This Week in History: The first disengagement

On April 23, 1982, after achieving peace with Egypt, Israel painfully evacuated the last of its settlements in the Sinai Peninsula – Yamit.

Yamit evacuation 311 (photo credit: Wikimedia Commons)
Yamit evacuation 311
(photo credit: Wikimedia Commons)
On April 23, 1982, just over three years after then-Israeli prime minister Menachem Begin and Egyptian president Anwar Sadat signed a historic peace treaty between their two countries, Israel painfully evacuated the last of its settlements in the Sinai Peninsula – Yamit.
As stipulated in the 1979 peace treaty, Israel was required – within three years - to withdraw all of its 2,500 civilians and thousands of military personnel from the Sinai, which it had captured in the 1967 Six Day War. With three years notice as well as economic and relocation compensation packages provided by the government, most of the Israeli residents of Sinai had long departed before the April 1982 deadline approached. Many of the evacuees were voluntarily resettled in Gaza Strip settlements, built especially for them.

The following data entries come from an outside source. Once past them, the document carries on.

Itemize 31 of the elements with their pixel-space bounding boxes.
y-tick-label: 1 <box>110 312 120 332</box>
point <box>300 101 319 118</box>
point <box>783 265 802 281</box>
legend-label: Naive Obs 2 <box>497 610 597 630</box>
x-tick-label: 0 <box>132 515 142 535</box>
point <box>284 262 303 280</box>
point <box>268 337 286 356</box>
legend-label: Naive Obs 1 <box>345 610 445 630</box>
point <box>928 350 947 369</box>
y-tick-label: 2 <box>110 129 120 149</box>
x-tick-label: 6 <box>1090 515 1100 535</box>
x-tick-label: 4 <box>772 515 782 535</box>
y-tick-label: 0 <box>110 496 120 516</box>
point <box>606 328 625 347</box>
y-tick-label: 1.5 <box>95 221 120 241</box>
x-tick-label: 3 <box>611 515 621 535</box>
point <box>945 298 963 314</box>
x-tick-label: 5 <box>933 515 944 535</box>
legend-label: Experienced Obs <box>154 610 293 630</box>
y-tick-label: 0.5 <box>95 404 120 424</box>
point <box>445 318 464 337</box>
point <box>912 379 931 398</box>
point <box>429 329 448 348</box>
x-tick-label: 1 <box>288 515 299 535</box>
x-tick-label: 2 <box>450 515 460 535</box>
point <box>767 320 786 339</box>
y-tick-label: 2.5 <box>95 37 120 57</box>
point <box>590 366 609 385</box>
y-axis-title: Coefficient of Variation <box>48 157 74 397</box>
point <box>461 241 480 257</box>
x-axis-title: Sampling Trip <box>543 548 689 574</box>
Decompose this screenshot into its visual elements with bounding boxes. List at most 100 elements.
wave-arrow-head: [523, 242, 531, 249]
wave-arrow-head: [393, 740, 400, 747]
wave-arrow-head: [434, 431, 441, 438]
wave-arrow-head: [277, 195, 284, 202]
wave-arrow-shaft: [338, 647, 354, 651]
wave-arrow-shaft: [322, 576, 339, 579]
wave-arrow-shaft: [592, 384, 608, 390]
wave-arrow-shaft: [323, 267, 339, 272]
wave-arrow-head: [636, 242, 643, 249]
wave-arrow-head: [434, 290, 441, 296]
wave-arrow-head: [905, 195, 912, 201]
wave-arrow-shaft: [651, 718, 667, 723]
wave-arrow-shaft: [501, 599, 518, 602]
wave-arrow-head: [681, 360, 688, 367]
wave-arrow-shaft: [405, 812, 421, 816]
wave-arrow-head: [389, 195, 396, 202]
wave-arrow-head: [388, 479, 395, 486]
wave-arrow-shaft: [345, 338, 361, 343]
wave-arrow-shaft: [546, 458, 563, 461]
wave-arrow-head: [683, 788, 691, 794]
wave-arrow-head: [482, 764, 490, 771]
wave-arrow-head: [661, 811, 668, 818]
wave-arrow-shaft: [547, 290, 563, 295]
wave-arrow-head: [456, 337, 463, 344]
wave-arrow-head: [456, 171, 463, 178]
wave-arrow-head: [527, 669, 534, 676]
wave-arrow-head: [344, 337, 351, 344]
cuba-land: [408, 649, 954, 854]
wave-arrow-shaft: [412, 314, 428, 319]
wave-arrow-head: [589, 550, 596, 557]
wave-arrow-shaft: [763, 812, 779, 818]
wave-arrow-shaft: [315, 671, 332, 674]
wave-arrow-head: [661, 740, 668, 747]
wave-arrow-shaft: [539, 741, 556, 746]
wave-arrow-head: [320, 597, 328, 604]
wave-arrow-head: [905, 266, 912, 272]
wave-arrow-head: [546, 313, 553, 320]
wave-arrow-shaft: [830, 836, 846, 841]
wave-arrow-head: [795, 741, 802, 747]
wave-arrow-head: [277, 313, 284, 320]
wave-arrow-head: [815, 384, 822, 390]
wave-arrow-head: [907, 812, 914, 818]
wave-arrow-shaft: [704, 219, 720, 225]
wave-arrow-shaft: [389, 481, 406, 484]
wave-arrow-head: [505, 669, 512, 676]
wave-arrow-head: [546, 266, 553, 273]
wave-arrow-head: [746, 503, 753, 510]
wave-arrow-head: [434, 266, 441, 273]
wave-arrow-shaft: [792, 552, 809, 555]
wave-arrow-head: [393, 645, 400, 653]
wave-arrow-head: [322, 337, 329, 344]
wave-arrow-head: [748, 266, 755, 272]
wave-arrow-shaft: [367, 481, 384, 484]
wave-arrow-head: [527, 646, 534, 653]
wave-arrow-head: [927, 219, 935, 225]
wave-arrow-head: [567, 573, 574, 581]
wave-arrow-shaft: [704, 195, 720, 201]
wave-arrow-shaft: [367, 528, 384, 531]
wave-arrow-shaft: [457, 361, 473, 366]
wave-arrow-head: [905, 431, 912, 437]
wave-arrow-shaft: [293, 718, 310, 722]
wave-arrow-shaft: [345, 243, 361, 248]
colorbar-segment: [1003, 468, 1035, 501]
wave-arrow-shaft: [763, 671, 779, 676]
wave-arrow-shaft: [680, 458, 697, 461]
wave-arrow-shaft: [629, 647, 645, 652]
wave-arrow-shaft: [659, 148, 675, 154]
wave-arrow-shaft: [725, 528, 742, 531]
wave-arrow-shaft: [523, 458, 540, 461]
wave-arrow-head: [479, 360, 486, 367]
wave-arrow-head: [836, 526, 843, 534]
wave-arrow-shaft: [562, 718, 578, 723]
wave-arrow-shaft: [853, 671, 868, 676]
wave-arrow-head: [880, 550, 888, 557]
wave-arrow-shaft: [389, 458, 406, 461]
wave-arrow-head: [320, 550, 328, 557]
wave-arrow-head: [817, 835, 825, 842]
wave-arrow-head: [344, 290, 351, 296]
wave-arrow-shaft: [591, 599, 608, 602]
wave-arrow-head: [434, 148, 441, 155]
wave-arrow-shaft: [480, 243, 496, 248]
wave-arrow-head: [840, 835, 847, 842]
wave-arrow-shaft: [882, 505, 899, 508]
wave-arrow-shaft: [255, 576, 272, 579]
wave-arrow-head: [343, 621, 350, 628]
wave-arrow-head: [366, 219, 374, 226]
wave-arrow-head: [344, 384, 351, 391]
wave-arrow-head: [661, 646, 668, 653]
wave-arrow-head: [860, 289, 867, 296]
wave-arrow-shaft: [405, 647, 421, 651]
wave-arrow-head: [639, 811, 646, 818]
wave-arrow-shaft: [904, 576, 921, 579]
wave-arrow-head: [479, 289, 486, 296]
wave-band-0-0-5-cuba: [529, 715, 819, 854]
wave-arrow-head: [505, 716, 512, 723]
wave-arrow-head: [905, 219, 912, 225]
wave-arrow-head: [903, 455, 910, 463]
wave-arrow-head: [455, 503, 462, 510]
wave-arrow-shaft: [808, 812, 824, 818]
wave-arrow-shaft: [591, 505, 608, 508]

Ideologically opposed to the withdrawal, however, dozens of religious and some secular Israelis descended on the remaining settlements in the Sinai, intent on using their bodies to oppose the evacuation. Bypassing army checkpoints erected to prevent objectors from reaching the soon-to-be-demolished Sinai settlements, dozens of religious Zionist youths sailed south past the Gaza Strip and entered the coastal settlement of Yamit.
Some of the youths, followers of American firebrand Rabbi Meir Kahane, barricaded themselves in the basement of a building in Yamit with explosives, threatening to blow themselves up in an act of collective suicide rather than allow the army to forcefully evacuate them. In a vain attempt, both chief rabbis of Israel at the time, including Rabbi Ovadia Yosef, traveled to Yamit and attempted to talk down the suicidal yeshiva students through a ventilation pipe. Only when Kahane himself flew back from the United States to speak with the students, however, did they agree to disassemble their explosives, though they remained holed up in their underground bunker refusing to be evacuated.
Another smaller group of objectors who made their way down to Yamit in order to physically protest its evacuation - secular students intent on showing that the struggle was not only a religious one - was led by son of legendary Lehi fighter and MK Geula Cohen, Tzahi Hanegbi, who later became an MK himself. Revisiting those times in an interview with The Jerusalem Post over 20 years later, Hanegbi described how he and members of his group of students chained themselves to the top of a 28-meter monument but decided not to physically struggle against the soldiers sent to evacuate them. "We just stood there, sang Hatikva, chained ourselves and were taken down [via a ladder]," he recalled.
The traumatic scenes most widely remembered by the Israeli public, however, were not those described by Hanegbi. Disturbing images of club wielding holdouts on rooftops attempting keep the inevitable siege of IDF soldiers at bay were etched into the national collective memory. Similarly, pictures (such as the one seen above) of soldiers dragging children from their homes momentarily shattered the purity of the inseparable relationship between the IDF and Israel’s citizens. Twenty-three years later, nearly identical images would have a similar effect when the army was charged with evacuating Israeli settlements in the Gaza Strip.
In a twist of fate, the general charged with carrying out the final evacuation of Yamit was none other the man who decades later would order the largest-ever evacuation of Jewish settlers, then-defense minister Ariel Sharon.
On the morning of the evacuation, hundreds of IDF troops were sent to the Mediterranean town south of Gaza, the last bastion of Jewish settlement in the Sinai. While groups such as those led by Hanegbi put up symbolic resistance to the evacuation orders, others put a more determined and physical fight. No serious injuries took place either among the holdouts or the soldiers sent to remove them, but the scene nonetheless turned ugly.
Just one day later, acting on orders from Sharon and Begin, the IDF blasted Yamit into a massive pile of rubble. The logic behind the dramatic demolition was to prevent a large Egyptian population center from sprouting on the newly delineated border. Although the peace treaty was expected to hold and provisions for the entire peninsula becoming a demilitarized zone bolstered by US troops to monitor the peace, there was a fear of encroachment.
The evacuation of Yamit represented two major events in the Israeli collective memory. In a historical context, it was the last action taken before Israel’s first peace treaty with an Arab state formally came into effect, one whose foundations remain strongly in place to this day. On an emotional level, especially for the settler movement, the day was remembered as the first time an Israeli government uprooted its own citizens from towns it had asked and encouraged them to populate, an experience that would be traumatically repeated 23 years later.